The familiar phrases that leap into every writer’s mind arrive there because they’re so familiar. So identify any wording that conveys iconic, archetypal imagery, however accidentally. Then make conscious choices. Build on tradition, reverse it, or simply mention “stars” rather than “starry night.”

Tip: Train yourself to notice the connotations that your readers do.

Sunday, December 2, 2012

Incite and Insight


Character change must mirror psychological change in the real world. Only a Pressure Point, or external impetus, can realistically motivate someone to take action instead of enduring the status quo. These actions build character arc. The first Pressure Point incites the entire journey, and subsequent ones thrust the protagonist into the next learning opportunity.

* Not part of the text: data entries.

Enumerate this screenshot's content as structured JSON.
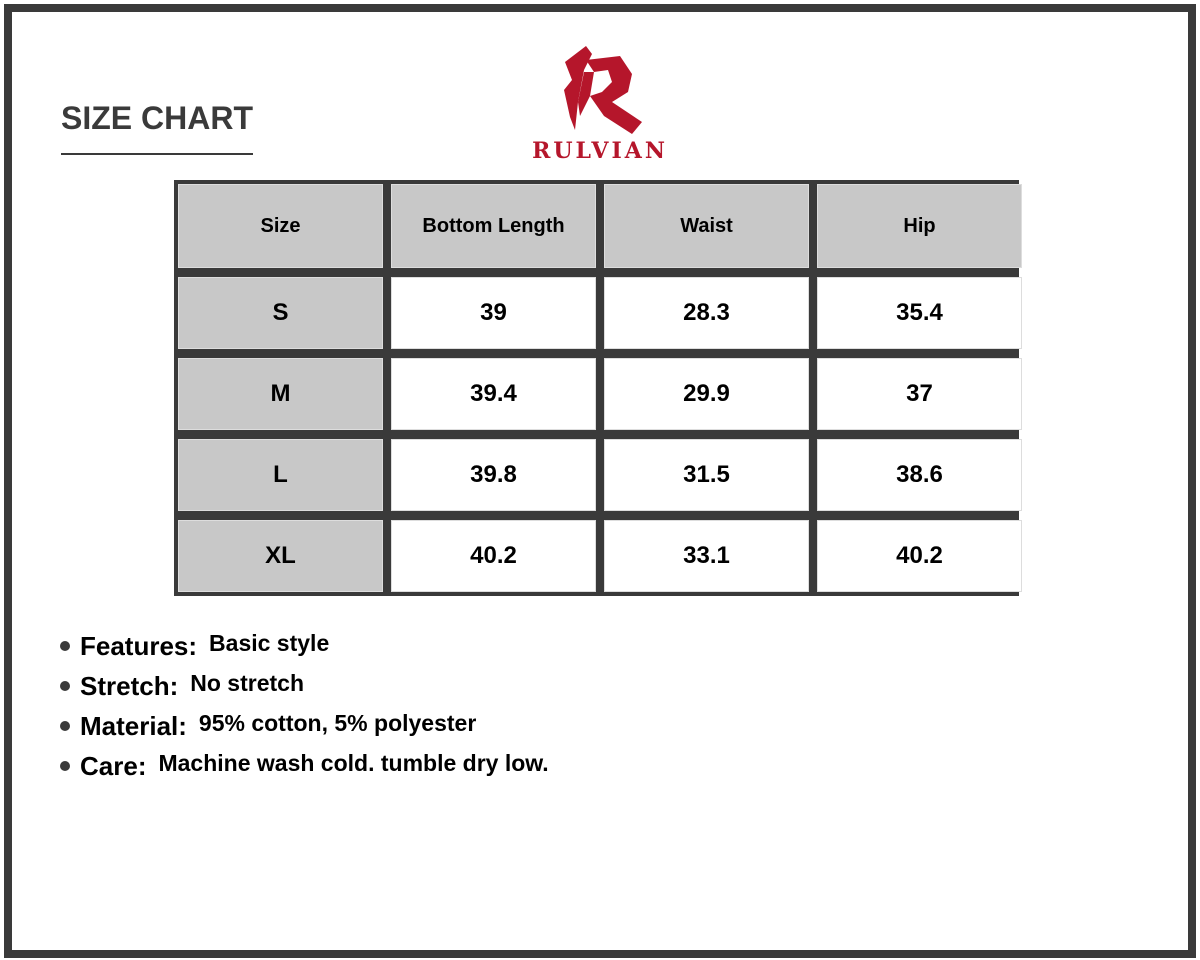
{
  "title": "SIZE CHART",
  "brand": {
    "name": "RULVIAN",
    "color": "#b5162b"
  },
  "table": {
    "headers": [
      "Size",
      "Bottom Length",
      "Waist",
      "Hip"
    ],
    "rows": [
      [
        "S",
        "39",
        "28.3",
        "35.4"
      ],
      [
        "M",
        "39.4",
        "29.9",
        "37"
      ],
      [
        "L",
        "39.8",
        "31.5",
        "38.6"
      ],
      [
        "XL",
        "40.2",
        "33.1",
        "40.2"
      ]
    ]
  },
  "features": [
    {
      "label": "Features:",
      "value": "Basic style"
    },
    {
      "label": "Stretch:",
      "value": "No stretch"
    },
    {
      "label": "Material:",
      "value": "95% cotton, 5% polyester"
    },
    {
      "label": "Care:",
      "value": "Machine wash cold. tumble dry low."
    }
  ]
}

To illustrate, let’s say your neighbor inflicts numerous small inconveniences on you. He amasses leaves so they blow into your yard, damages your flowerbed with piles of grass clippings overheating in the sun, and lets his dog use your yard as a euphemism. One summer day, wearing shorts and flip-flops, you exit your backdoor only to slip on a gift from Rover. You-know-what is smeared all over your foot, shorts, legs and thighs. Ugh! Without pausing to shower, you bang on your neighbor’s door.

Why so angry? It’s what Malcolm Gladwell calls “the tipping point.” Suddenly your view of the situation isn’t just different but perfectly clear, as if the optometrist finally got the prescription right. Your neighbor isn’t malicious—wasn’t for the last six years and isn’t now. But his nonchalant apathy about boundaries amounts to abuse. And although you pride yourself on turning the other cheek and hoping he’ll curb both yard and dog waste, that strategy is history. Your new insight? Sometimes you must speak up for yourself, even if you’d rather avoid confrontation no matter what.

In fiction, Pressure Points incite insight the same way. Certain events—sources of pressure—insure that nothing will ever look the same again. The definition of “fair” or “reasonable” has changed irrevocably: You can no longer accept what seemed acceptable. That door has closed.

An added bonus? It’s not only the protagonist’s worldview that shifts. The reader’s does, also. Pressure Points invite readers to examine their own definitions of “fair” or “reasonable.” After all, isn’t that why people read fiction?

What lets Pressure Points offer the greatest insight?

·         Choose self-explanatory events; avoid the necessity for lots of backstory.
·         Use the physical world; avoid basing everything on thoughts or dialogue.
·         Exert great pressure: avoid the myth that anyone changes easily.

Tip: Use external pressure to reveal how we reach insight.